全力で甘やかしてきてくれる彼にとろとろに溶かされた私はエースが中で震えたのを最後に意識を飛ばした。
◇
「エースのばかばか! あんなのずるい!!」
「お前が変に隠し事するから悪いんじゃん」
あの後、すっかり元の姿に戻った彼にも抱かれた私は正気になった今、思いっきり彼の背中をぽかぽか叩いている。その引き締まった肌には最後の情事で私が付けてしまった爪痕がくっきり残っていた。なかなかに痛そうである。
「それにしてもお前いつもオレにドキドキしてるんだ」
「しょうがないでしょ、エースかっこいいし好きなんだから!」
キレる私にエースはニヤニヤしてる。かと思えば、膝を叩いて私に上へ座るように促してきた。とんでもない弱味を握られてしまった私はもうそれに従うしかない。

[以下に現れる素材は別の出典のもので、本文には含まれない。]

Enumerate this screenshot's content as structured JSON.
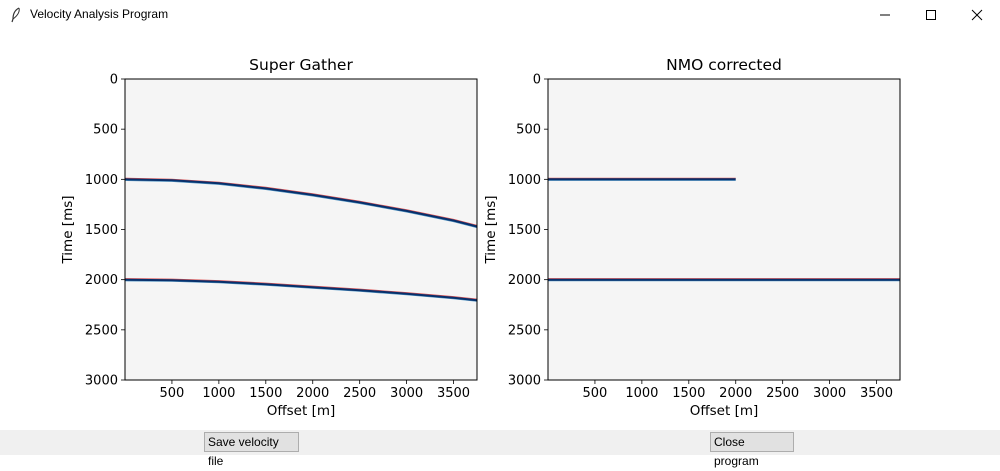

彼に背を向けるようにして膝の上に腰を下ろせば、ぎゅうと抱きしめられる。私の背中と生身のままのエースの胸板がぴったりくっついた。薄いルームウェアでは彼の胸の鼓動を遮る事はなくて、どくどくと早い心音が響いてくる。あ、あれれ……?
「……あの子に妬いてたってかっこ悪くない?」
「そ、それでもエースはかっこいいもん」
「女の子の格好すれば、オレだけを頼ってくれるかもとか考えてても?」
「なんで急にそんな素直なの……?」
エースの腕はほどけない。だから彼の顔が見れない。たぶんわざと見せないようにしてるんだと思う。わりとエース、シャイだから。こんなストレートに本音を語ってくれることなんて初めてだ。
戸惑う私にエースは「めちゃくちゃ嬉しかったから」と小さく呟く。それと同じ声量で「オレもが好き」と続けられる。ひええ。
愛情の過剰摂取にオーバーヒートしつつも、私はこの腕がほどけたらロザリアちゃんのアドバイス通り、自分からキスを仕掛けようと目論むのだった。